By Amelia Traylor
Biomechanical Engineering, 2020
Curatorial Museum Intern
Yellowstone National Park Heritage and Research Center
“Treat every object as if it were irreplaceable and the most valuable piece in the collection.”
As I sat down on my first day to read the list of guidelines that govern artifact handling, they all seemed to boil down to that one rule. Every one of the artifacts in the Heritage and Research Center’s vast historical collection was to be handled with equal, painstaking care. I myself am a person who greatly values efficiency and it took me some time to adjust to the carefully slow pace of cataloging after the constant bustle of freshman year.
Now, seven weeks into my adventure through curatorial museum work, I have lost the hurry that I brought with me. To build a properly fitting box for an object, I carefully measure dimensions and carve foam pieces to support any handles or other protrusions. Labeling requires either painting or sewing the catalogue number on some unobtrusive part of the artifact. Every move is slow and considerate to avoid scraping or otherwise damaging the object in any way.

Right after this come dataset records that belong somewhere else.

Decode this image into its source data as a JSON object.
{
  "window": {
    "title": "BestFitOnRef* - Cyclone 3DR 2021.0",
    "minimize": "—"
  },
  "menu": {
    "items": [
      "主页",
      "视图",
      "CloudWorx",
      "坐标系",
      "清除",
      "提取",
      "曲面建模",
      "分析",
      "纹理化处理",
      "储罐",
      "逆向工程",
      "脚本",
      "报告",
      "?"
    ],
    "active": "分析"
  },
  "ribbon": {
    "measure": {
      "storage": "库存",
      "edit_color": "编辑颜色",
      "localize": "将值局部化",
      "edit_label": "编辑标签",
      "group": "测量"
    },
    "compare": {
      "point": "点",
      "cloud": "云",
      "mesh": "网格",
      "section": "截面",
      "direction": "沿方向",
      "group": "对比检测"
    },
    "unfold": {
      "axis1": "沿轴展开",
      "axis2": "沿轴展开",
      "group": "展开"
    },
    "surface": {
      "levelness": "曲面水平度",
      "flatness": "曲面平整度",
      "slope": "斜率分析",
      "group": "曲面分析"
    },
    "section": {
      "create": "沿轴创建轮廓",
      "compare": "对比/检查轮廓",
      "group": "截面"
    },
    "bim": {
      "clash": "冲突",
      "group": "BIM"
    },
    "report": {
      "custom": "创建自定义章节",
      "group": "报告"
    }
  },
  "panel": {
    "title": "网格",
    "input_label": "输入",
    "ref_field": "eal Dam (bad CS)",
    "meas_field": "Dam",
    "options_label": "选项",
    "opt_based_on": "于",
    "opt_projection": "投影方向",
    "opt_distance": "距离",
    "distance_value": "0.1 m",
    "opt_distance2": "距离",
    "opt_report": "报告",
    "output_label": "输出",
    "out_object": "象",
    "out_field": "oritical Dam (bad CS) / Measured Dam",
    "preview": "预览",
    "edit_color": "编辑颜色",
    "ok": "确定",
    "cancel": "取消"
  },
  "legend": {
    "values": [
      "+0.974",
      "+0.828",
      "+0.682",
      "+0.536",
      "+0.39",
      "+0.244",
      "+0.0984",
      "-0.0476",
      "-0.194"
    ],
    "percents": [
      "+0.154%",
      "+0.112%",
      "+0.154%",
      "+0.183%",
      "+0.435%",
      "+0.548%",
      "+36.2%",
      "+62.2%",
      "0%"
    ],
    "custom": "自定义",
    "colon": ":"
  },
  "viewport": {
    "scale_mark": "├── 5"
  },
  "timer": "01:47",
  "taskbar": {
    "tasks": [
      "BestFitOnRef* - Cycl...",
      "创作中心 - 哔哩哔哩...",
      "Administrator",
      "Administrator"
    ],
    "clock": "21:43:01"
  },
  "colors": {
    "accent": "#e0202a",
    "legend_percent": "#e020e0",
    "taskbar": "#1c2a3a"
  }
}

The formerly torturous, now comforting, pace of this environment is slowly seeping into the other aspects of life here in Yellowstone National Park. Just yesterday, my boss was generous enough to let me attend a wildlife field seminar in which our guide taught a group of park employees how to identify signs of wildlife, including tracks and scat. As I observed the scarring patterns on the white aspen trees around me that were left by climbing bears, I realized that I had been approaching my time off in the park with the same haste I left behind while working at the HRC. I wanted to experience as much of this vast park as I could and I believed that in order to do so, I needed to hike as many miles of the endless trails as I possibly could in the weeks of my internship. However, this seminar opened my eyes to how poorly I understood and interpreted what I was seeing on my many hikes. Perhaps, truly experiencing Yellowstone is more about taking the time to interact with the environment around me instead of tromping along a trail, already preoccupied with what my next day of exploration would entail.
A woman who also participated in this field seminar was much more clear about what she wanted out of the day than I was when I arrived. She told the instructor immediately that she was interested in the stories told by the objects and wildlife around her. Looking forward, I hope that I can learn to see the world through this woman’s eyes. After all, stories provide the context through which we can judge the value of an object. Many of the artifacts that I deal with in the HRC are seemingly worthless, but they tell a portion of the story of this incredible park, which is why they are treated as valuable and irreplaceable. Similarly, I cannot expect to experience Yellowstone in all its glory without taking the time to examine the stories told by my surroundings.
As I have learned to treat every collection object as precious, I am learning to treat every hour I spend in this park and every new environment I explore the same way. With only three more weeks left in my internship, I certainly plan to appreciate every second of the relaxed, reflective pace this position has set for me before diving right back into the hectic schedule of a Stanford student. Even then, I hope that I can remember to take the time to appreciate the incredible people and opportunities around me.